The Federal Reserve is expected to raise interest rates by 25 basis points at a 2 p.m. meeting Wednesday, after data showed consumer prices in the United States rose last month at the fastest pace in six years. But attention will be focused mainly on any hints that the Fed might accelerate its rate hikes in the coming months.
To be sure, the Fed is not inclined to hike rates any more than gradually after years of mostly over-optimistic predictions for inflation and economic growth, and disappointing wage gains of around 2.5 percent annually. Others believe the central bank will stick with its projection of three rate increases, partly out of concern that rising trade tensions triggered by President Donald Trump's aggressive policies might slow global growth.
Wednesday's statement and projections will also be followed by a press conference with Fed Chair Jerome Powell, which is set to begin at 2:30 p.m. ET.
Since the Fed last met in early May, most economic indicators have signaled steady strength. After six years of undershooting its 2 percent target for annual inflation, the Fed's preferred inflation gauge attained that level during March and April, the government reported.

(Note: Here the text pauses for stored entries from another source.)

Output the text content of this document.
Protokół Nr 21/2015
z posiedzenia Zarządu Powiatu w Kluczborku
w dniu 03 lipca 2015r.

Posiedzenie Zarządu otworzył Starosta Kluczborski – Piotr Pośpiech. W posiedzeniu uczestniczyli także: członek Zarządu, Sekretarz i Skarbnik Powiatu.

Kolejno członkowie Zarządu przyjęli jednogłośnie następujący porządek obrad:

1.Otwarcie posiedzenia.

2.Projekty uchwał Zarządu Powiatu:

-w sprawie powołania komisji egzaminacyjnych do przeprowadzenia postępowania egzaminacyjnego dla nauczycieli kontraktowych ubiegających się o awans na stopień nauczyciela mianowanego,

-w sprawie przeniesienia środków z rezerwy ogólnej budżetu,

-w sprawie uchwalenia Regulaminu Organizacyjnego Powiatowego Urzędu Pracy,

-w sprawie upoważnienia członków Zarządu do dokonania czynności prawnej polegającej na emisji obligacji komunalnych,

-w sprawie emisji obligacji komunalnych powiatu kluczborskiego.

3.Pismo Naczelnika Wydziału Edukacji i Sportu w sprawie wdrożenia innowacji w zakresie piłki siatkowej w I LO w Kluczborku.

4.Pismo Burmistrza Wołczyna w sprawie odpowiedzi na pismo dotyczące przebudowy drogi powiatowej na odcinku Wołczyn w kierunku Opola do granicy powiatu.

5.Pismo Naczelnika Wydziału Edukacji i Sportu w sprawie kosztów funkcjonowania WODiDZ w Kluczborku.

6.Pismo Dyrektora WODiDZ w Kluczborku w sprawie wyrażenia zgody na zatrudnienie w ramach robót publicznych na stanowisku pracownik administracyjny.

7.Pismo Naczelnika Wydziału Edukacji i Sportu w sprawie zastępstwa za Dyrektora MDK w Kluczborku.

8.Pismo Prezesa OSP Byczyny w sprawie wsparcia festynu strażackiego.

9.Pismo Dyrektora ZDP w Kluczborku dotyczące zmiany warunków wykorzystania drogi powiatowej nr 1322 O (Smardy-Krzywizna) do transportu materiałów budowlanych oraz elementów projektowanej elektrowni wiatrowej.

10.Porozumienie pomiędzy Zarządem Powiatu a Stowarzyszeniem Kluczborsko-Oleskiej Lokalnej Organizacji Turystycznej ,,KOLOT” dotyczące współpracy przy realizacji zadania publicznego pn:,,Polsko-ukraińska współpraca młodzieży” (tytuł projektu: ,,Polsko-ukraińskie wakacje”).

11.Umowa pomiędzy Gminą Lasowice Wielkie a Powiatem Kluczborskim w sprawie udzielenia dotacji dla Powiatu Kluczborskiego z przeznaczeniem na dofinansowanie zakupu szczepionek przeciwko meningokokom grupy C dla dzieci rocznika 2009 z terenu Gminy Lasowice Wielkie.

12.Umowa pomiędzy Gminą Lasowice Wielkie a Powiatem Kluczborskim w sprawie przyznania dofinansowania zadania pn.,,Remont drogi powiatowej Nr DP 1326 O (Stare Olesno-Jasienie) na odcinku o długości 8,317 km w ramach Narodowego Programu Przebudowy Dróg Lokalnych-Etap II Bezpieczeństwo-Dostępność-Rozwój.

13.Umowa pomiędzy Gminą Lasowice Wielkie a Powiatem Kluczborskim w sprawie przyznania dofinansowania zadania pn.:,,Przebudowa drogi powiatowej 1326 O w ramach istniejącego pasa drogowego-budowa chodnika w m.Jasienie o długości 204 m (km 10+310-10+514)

"The Fed deserves tremendous credit for steering the economy to calmer waters, supporting what is likely to be the longest expansion in US history while meeting inflation and employment objectives", said Stephen Gallagher, chief USA economist at Societe Generale. Consumer and business spending is powering the economy, in part a result of the tax cut President Donald Trump pushed through Congress late previous year. The nation's unemployment rate is at an 18-year low of 3.8 percent. Not since 1969 has the jobless rate been lower.
The nightmares that long haunted both hawks and doves have not come to pass, even as the Fed held interest rates near zero for years and snapped up some $3.5 trillion in bonds in an extraordinary effort to boost the recovery. In March, the officials collectively projected a total of three rate hikes in 2018, matching the number in 2017, after one rate increase in 2015 and one in 2016. The U.S. central bank is expected to hike its key interest rate another quarter of a percentage point Wednesday.
The Fed aims to achieve its mandates of maximizing employment and stabilizing prices by lowering rates to spur growth during times of economic weakness and raising rates to slow growth if the economy threatens to overheat. Prices did not spike in response to the vast monetary stimulus, nor has the job market cooled since 2015 when the Fed began tightening policy. But if it miscalculates and overdoes the credit tightening, it can trigger a recession.
The current economic expansion is the second-longest in US history, and will set a record if it lasts a bit more than a year longer.
China and the other nations have pledged to retaliate with their own tariffs on US exports to their countries, thereby risking a tit-for-tat trade war that could dim prospects for the USA and global economies.
Powell will also likely face questions about whether the Fed's policymakers might allow inflation to rise for a time above their 2 percent target and how comfortable they are to see the unemployment rate falling so far below the 4.5 percent level that the central bank has declared as its current estimate of the natural rate for long-term unemployment.